The Swedish pension fund embroiled in the Silicon Valley Bank crisis this spring is again facing reprimands from the Nordic country’s financial watchdog over its 38% stake in struggling landlord Heimstaden Bostad AB.
(Bloomberg) — The Swedish pension fund embroiled in the Silicon Valley Bank crisis this spring is again facing reprimands from the Nordic country’s financial watchdog over its 38% stake in struggling landlord Heimstaden Bostad AB.
Alecta, Sweden’s largest private pension group, failed to properly report its calculations of market risks — such as currency or interest rates — in connection with the property stake, newspaper Svenska Dagbladet reported, citing an email exchange between the company and the Financial Supervisory Authority.
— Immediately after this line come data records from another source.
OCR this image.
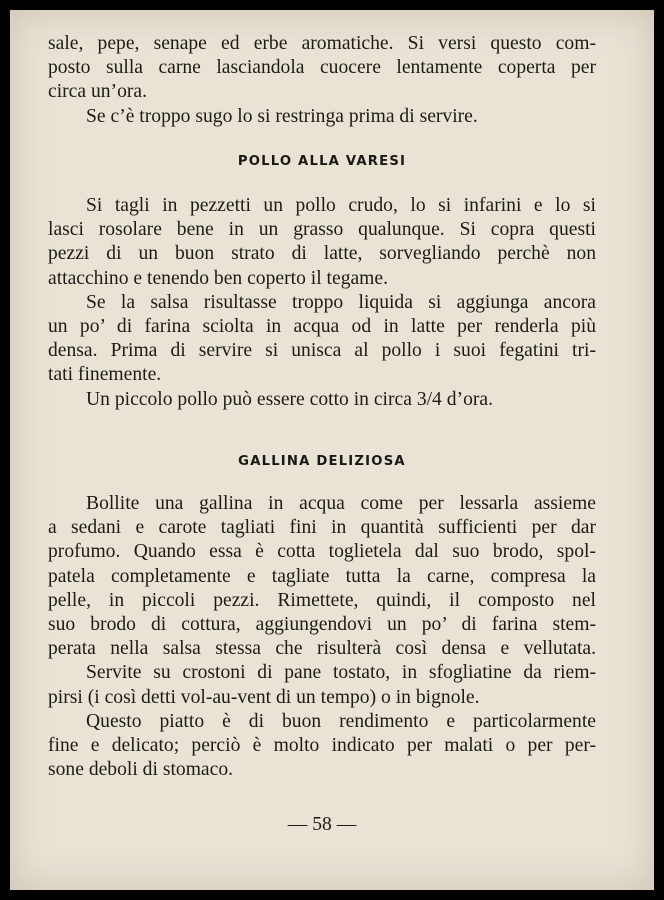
sale, pepe, senape ed erbe aromatiche. Si versi questo com-
posto sulla carne lasciandola cuocere lentamente coperta per
circa un’ora.

Se c’è troppo sugo lo si restringa prima di servire.

POLLO ALLA VARESI

Si tagli in pezzetti un pollo crudo, lo si infarini e lo si
lasci rosolare bene in un grasso qualunque. Si copra questi
pezzi di un buon strato di latte, sorvegliando perchè non
attacchino e tenendo ben coperto il tegame.

Se la salsa risultasse troppo liquida si aggiunga ancora
un po’ di farina sciolta in acqua od in latte per renderla più
densa. Prima di servire si unisca al pollo i suoi fegatini tri-
tati finemente.

Un piccolo pollo può essere cotto in circa 3/4 d’ora.

GALLINA DELIZIOSA

Bollite una gallina in acqua come per lessarla assieme
a sedani e carote tagliati fini in quantità sufficienti per dar
profumo. Quando essa è cotta toglietela dal suo brodo, spol-
patela completamente e tagliate tutta la carne, compresa la
pelle, in piccoli pezzi. Rimettete, quindi, il composto nel
suo brodo di cottura, aggiungendovi un po’ di farina stem-
perata nella salsa stessa che risulterà così densa e vellutata.

Servite su crostoni di pane tostato, in sfogliatine da riem-
pirsi (i così detti vol-au-vent di un tempo) o in bignole.

Questo piatto è di buon rendimento e particolarmente
fine e delicato; perciò è molto indicato per malati o per per-
sone deboli di stomaco.

— 58 —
There were also questions raised over the capital Alecta allocated to that holding, valued at about 47 billion kronor ($4.2 billion) following a writedown in April.
“Externally available information about Heimstaden Bostad AB indicates that the company has a non-insignificant leverage ratio, which justifies the FSA’s question regarding the impact the company’s leverage had on Alecta’s calculation of the capital requirement for property-price risk,” the watchdog said in one of the exchanges, according to the newspaper.
The deepening concern over Alecta’s massive bet on a landlord that is still scrambling to plug a capital shortfall prompted the FSA to launch a formal investigation into the investment earlier this month. That came after a turbulent few months for the pension group after it lost $2 billion in three failed investments connected to the US banking crisis at the start of the year. The watchdog has also been probing Alecta since May over its US missteps.
Both Alecta and the FSA declined to comment on the email exchange when contacted by the newspaper.